In a survey of 100 programmers, 111111 thought that duck-typing was a good idea.
But the original selling point of Ubuntu was that it was the distro that "just worked". You didn't have to spend days tracking down hardware problems, or hours figuring out how to change all defaults to something that worked. That meant the defaults were set to those that would be most familiar and comfortable to most computer users.
It is nice to have a distro like that to recommend to Linux Newbies, but Ubuntu is moving in a direction where it no longer is that distro.
I upgraded to 11.04 and I like Unity. It's a lot quicker and, while a little buggy, I'm already moving faster than with Gnome. That said, if you don't like Unity or Gnome 3, then either stay with 10.10 or 10.04 (LTS) or go to Linux Mint or Debian or pick a distro but quit bitching or pay for Windows / Mac. Either way, get off my lawn!
Great warrior...hrmph! Wars not make one great.
This is why I've told everyone not to immediately update to Ubuntu's latest version. In fact, your best bet is to just stick with the LTS releases. Ubuntu has certainly proven not to be an option for production level servers and is starting to make me question its viability as a work station.

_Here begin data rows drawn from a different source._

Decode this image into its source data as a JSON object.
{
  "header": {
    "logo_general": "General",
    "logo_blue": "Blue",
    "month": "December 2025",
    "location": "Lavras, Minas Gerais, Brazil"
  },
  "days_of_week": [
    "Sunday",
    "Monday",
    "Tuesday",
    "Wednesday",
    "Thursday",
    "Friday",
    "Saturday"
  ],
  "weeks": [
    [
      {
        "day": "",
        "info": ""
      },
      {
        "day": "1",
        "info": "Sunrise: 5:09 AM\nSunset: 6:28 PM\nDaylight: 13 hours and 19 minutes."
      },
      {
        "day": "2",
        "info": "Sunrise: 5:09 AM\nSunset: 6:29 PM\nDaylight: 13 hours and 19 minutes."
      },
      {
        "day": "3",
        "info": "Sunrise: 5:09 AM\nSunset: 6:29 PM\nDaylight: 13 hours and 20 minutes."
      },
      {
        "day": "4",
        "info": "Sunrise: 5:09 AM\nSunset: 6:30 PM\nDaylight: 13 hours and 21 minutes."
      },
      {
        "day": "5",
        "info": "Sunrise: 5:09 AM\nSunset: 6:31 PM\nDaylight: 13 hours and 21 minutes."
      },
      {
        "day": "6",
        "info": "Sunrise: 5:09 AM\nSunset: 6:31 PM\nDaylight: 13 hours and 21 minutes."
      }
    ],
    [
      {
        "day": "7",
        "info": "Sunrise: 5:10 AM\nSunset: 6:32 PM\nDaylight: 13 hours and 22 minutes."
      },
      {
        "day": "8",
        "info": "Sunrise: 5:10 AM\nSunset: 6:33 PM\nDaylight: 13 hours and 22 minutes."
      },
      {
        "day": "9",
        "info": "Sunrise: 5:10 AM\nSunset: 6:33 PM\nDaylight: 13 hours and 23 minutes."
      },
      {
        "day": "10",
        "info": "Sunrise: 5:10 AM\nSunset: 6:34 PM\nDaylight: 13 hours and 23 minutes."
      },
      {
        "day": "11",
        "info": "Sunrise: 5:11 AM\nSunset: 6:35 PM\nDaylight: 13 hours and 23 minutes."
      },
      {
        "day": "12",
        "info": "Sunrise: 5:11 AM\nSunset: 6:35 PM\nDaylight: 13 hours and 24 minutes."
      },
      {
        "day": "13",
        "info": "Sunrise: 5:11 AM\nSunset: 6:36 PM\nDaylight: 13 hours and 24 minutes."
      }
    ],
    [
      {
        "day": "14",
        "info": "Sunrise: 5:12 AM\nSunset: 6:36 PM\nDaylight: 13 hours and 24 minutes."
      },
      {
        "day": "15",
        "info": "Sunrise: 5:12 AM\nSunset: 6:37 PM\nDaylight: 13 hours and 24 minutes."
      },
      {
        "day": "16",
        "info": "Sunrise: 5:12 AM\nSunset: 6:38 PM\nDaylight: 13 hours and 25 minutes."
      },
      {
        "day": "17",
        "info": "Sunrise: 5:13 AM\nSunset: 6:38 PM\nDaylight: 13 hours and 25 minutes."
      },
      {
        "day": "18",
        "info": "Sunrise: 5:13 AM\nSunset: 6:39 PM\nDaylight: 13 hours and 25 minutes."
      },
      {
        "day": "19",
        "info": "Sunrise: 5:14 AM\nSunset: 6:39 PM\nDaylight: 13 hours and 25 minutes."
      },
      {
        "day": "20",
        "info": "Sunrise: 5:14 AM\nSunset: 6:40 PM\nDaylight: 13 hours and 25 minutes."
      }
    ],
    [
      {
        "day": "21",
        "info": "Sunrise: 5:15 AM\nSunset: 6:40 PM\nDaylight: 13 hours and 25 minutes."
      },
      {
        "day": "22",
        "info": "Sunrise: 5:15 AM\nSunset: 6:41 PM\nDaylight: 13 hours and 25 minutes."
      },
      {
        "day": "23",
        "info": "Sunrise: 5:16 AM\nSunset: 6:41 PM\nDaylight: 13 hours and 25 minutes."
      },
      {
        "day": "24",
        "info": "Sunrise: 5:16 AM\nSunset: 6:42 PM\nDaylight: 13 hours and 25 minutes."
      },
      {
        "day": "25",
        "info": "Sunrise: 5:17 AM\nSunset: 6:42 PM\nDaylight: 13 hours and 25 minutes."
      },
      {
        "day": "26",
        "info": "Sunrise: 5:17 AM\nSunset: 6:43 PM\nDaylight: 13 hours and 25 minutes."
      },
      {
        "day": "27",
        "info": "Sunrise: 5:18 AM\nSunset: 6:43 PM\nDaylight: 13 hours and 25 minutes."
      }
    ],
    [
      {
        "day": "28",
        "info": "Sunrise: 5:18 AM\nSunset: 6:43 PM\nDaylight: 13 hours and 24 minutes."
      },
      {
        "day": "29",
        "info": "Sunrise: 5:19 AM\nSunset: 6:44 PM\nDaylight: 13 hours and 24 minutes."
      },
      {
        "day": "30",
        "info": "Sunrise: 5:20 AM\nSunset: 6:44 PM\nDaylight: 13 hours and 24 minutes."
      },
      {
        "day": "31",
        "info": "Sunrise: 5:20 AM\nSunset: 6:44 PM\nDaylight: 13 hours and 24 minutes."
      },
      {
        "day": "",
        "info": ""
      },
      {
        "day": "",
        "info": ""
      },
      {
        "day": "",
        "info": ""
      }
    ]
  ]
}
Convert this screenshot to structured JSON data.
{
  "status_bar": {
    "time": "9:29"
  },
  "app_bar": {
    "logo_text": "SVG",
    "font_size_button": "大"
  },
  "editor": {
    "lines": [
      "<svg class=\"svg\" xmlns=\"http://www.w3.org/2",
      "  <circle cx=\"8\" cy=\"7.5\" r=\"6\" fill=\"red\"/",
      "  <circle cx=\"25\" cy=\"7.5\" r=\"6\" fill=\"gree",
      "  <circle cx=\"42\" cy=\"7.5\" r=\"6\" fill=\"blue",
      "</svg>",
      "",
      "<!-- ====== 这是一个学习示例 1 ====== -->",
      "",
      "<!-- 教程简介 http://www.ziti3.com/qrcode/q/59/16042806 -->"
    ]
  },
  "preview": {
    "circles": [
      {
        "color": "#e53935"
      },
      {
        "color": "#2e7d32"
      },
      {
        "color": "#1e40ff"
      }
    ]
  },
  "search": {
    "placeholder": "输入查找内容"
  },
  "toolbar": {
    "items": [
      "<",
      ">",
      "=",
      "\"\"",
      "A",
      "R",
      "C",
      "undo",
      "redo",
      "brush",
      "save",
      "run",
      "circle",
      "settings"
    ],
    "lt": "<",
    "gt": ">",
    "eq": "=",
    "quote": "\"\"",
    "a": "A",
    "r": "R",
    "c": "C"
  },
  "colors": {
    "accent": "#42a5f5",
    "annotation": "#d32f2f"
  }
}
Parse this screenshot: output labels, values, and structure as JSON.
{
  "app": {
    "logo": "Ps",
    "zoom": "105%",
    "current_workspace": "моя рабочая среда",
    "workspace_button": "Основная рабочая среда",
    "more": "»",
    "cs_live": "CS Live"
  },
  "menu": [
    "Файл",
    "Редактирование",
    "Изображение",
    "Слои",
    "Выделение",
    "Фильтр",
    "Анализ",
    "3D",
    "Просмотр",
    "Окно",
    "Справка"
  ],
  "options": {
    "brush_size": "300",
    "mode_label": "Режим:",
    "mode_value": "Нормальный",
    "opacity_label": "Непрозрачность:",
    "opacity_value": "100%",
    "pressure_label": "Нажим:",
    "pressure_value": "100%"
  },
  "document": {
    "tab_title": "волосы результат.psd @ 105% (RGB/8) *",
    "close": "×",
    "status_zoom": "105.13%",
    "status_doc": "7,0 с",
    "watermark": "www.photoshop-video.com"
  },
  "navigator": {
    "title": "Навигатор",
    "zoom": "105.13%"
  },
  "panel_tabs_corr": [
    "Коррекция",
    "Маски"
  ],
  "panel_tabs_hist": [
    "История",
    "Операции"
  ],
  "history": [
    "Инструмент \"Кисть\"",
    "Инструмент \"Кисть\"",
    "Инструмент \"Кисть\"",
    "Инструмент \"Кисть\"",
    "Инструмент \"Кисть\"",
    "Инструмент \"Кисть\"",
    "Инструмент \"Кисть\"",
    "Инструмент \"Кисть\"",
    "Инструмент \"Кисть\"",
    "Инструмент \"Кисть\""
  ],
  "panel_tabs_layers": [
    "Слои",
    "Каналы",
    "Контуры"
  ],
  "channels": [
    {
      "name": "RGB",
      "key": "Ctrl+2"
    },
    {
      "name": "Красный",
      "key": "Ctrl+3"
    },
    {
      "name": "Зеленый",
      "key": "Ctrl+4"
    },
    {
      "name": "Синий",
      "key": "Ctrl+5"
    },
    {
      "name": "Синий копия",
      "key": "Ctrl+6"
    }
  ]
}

>Mark Shuttleworth where he apparently said that perhaps power users should switch to a different distro.
Mark, Mark, Mark:
If power users switch to another distro, who is going to answer 1st-day newbs' questions on ubuntuforums.org? 2nd-day newbs?
And who's going to do all that free Ubuntu development and package management work for you on launchpad?
I'm not a lawyer, but I play one on the Internet. Blog
You need a predictable, stable system BUT you decided to upgrade to the initial version release? This isn't shame on Ubuntu, this is SHAME ON YOU.